El Halcón que no quería volar
En
una ocasión en siglos pasado, un rey estaba molesto porque aunque tenía
dos halcones grandes y fuertes, solo uno volaba. Ambos eran bien
alimentados y se veían saludables y fuertes, y tenían cada uno su
propia rama en dónde sostenerse para salir volando.
Se
reúne el rey con todos los hombres sabios de su reino para darle la
encomienda de resolver el asunto. ¡Ninguno pudo!

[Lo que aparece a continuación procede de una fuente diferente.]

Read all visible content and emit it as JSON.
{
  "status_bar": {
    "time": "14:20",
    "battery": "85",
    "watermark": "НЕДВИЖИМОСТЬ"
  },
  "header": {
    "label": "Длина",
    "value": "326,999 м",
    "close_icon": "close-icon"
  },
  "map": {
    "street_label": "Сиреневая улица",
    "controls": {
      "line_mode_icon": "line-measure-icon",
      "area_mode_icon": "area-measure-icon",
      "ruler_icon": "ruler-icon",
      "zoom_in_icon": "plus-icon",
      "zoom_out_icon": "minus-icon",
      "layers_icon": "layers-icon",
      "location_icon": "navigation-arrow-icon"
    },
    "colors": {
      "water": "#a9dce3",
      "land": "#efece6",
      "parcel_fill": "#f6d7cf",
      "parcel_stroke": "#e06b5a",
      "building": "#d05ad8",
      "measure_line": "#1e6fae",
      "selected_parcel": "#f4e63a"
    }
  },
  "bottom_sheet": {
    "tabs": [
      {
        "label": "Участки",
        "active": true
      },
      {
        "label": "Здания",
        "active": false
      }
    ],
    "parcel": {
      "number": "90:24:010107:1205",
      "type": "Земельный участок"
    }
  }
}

Luego vino un
campesino que los observó por un tiempo, y pudo resolver el asunto.
¡Ambos halcones volaban majestuosamente!
El
rey sumamente contento, le pregunta cómo lo logró. El humilde campesino
contestó: “Solo le partí la rama al que no quería volar.” ¡Seguro! Si
el halcón no tiene de dónde descansar, se ve en la obligación de volar.
Muchas
veces perdemos la oportunidad de servir al Señor como debemos porque
nos concentramos en nuestros “problemas”, limitaciones, o estamos muy
ocupados o simplemente cómodos, y buscamos justificar nuestra falta de
compromiso con Dios.
Nuestro envolvimiento aumenta cuando recordamos todas las cosas bellas que Dios ha hecho por nosotros. Cristo dijo “...de gracia recibisteis, dad de gracia” (Mateo 10:8 RV1960). No esperemos que el Señor nos quite lo que impide que le sirvamos. Seamos obedientes. Los campos están blancos.
La Biblia nos relata cuando Cristo exhorta a sus discípulos sobre este tema, en Mateo 9:36-38 (NVI):
36 “Al ver a las multitudes, tuvo compasión de ellas, porque estaban agobiadas y desamparadas, como ovejas sin pastor.
37 “La cosecha es abundante, pero son pocos los obreros”, les dijo a sus discípulos.
38 “Pídanle, por tanto, al Señor de la cosecha que envíe obreros a su campo.”.
En
nuestras ciudades tenemos muchas personas heridas, hambrientos y solos.
Encadenados con las drogas, el alcohol y matrimonios a punto de
destruirse, etc. Niños en hogares divididos y jóvenes confundidos, en
gangas, con malas amistades, abusados y sin propósito. Ellos necesitan
oír las buenas nuevas del Evangelio de Cristo. Es lo único que
transformará sus vidas.
En
mi experiencia como creyente, he aprendido que cuando nos ocupamos de
todo corazón de las cosas de Dios, Él se encargará de las cosas
nuestras. No lo dejes para luego. ¡Ten fe! Envuélvete con los líderes
de tu congregación. Busca cuál es tu ministerio y propósito divino en
la iglesia del Señor, y no descanses hasta que lo averigües. Y lánzate
a ser parte del crecimiento de la obra de Cristo en la Tierra, porque
Su reino ya está entre nosotros. “No van a decir: "¡Mírenlo acá!
¡Mírenlo allá!" Dense cuenta de que el reino de Dios está entre ustedes.” (Lucas 17:21 NVI).